Intimate partner violence is often linked to stressful or traumatic childhood experiences. Known as ACEs, adverse childhood experiences include sexual abuse, physical abuse, neglect, emotional abuse, IPV in the home, substance misuse in the home, having someone living in the home with a mental illness, parental separation or divorce, or having an incarcerated household member. Each type of trauma that a person experiences before the age of 18 counts as one ACE. A higher number of ACEs correlates to a higher likelihood of experiencing or perpetrating IPV later in life. UDOH data showed that among adults who have ever experienced IPV, almost half (49.8%) reported four or more ACEs, compared with 13.3% of adults who have never experienced IPV. In addition, 40.3% of Utah adults who have never experienced IPV reported they also never experienced an ACE.
“Trauma during childhood is significantly linked to health issues later in life.
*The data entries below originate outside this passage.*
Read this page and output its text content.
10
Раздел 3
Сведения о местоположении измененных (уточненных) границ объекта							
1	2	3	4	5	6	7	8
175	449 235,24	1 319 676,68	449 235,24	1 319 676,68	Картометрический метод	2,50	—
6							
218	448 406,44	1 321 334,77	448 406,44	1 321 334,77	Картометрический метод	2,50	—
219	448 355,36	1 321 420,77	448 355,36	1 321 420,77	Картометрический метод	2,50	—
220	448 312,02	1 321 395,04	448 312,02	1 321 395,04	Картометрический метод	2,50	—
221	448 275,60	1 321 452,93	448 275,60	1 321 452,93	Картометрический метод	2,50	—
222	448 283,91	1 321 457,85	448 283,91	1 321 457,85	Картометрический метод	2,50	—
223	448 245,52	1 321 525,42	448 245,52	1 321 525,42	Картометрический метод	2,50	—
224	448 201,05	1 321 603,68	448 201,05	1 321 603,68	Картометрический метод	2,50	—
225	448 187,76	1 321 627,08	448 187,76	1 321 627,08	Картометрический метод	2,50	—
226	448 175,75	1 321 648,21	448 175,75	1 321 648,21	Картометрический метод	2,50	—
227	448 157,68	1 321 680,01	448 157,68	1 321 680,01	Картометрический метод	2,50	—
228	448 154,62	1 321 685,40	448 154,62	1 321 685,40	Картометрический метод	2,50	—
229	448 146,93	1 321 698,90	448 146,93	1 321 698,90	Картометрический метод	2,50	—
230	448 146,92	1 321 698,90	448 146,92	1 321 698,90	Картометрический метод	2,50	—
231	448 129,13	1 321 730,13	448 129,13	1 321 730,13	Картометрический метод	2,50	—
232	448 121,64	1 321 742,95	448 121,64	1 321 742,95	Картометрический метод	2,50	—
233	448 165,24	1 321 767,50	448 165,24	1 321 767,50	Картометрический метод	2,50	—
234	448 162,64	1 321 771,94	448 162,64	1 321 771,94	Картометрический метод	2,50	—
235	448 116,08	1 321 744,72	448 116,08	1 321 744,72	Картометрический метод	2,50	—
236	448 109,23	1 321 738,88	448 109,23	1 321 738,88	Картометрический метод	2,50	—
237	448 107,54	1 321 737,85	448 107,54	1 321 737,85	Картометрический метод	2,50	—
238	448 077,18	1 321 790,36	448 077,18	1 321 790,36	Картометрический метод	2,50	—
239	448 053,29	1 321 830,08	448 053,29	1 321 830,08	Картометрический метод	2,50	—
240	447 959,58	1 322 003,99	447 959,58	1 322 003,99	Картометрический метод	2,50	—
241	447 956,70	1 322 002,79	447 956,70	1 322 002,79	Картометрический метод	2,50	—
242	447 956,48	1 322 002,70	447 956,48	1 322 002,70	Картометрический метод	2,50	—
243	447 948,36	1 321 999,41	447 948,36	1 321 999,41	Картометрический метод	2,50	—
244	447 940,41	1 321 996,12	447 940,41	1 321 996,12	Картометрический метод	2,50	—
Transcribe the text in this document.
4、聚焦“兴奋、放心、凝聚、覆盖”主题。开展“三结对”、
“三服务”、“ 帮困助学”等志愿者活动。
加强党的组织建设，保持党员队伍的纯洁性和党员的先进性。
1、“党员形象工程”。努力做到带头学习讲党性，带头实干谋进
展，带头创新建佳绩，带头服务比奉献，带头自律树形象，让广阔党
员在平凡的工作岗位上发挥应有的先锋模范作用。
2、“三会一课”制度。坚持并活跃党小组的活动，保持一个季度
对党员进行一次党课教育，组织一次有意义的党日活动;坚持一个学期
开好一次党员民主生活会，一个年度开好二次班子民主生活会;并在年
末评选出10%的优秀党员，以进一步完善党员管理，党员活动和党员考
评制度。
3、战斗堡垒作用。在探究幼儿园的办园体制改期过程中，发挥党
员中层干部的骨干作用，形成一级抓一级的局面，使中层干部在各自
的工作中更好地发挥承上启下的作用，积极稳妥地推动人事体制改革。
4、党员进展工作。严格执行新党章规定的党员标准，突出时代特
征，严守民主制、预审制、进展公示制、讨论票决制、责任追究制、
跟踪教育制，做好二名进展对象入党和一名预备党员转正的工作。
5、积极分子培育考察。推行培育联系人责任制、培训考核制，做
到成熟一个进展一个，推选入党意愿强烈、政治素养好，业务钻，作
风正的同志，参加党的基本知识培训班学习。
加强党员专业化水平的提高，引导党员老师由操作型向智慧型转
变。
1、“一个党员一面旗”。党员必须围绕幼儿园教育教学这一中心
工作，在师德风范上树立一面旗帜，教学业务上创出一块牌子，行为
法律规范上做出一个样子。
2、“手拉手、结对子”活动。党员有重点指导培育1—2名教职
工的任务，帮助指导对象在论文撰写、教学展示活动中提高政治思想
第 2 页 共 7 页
Of course, there are the direct physical effects of IPV, such as bruises, broken bones, traumatic brain injuries, or tragically, death in some cases; but IPV has also been linked to asthma, cardiovascular disease, unintended pregnancy, and suicidal behavior.” said Waters.
Utahns who experienced IPV had a statistically higher prevalence of being a current every day smoker (13.3% vs. 3.9%) and binge drinking (19.7% vs. 10.9%) than those who did not experience IPV. IPV was also correlated with poorer health, missing more days of work, difficulty doing errands alone, and difficulty concentrating or remembering.
“The data is telling us that IPV is an issue impacting many facets of a person’s health. It’s critical that we work to prevent gender-based violence early on so that people can lead healthier and safer lives,” said Waters.
Other findings from the UDOH report showed:
- IPV disproportionately affects low-income households, females, and adults who were divorced, separated, or unemployed.
- Among Utahns who experienced IPV, 26.1% of those aged 18-34 experienced IPV in the past 12 months, compared with 10.1% of adults aged 35-49, and 3.9% of adults aged 50 and older.
- Less than 15% of Utahns who experienced IPV reached out for help. The most commonly reported reasons for not seeking help include believing the abuse will stop, believing the person who physically hurt them will find out that they disclosed the abuse, not wanting help, or believing their children would be taken away from them.
If you or someone you know has experienced IPV, help is available by calling the Utah Domestic Violence Link Line at 1-800-897-LINK (5465) or the Utah Rape and Sexual Assault Crisis Line at 1-888-421-1100.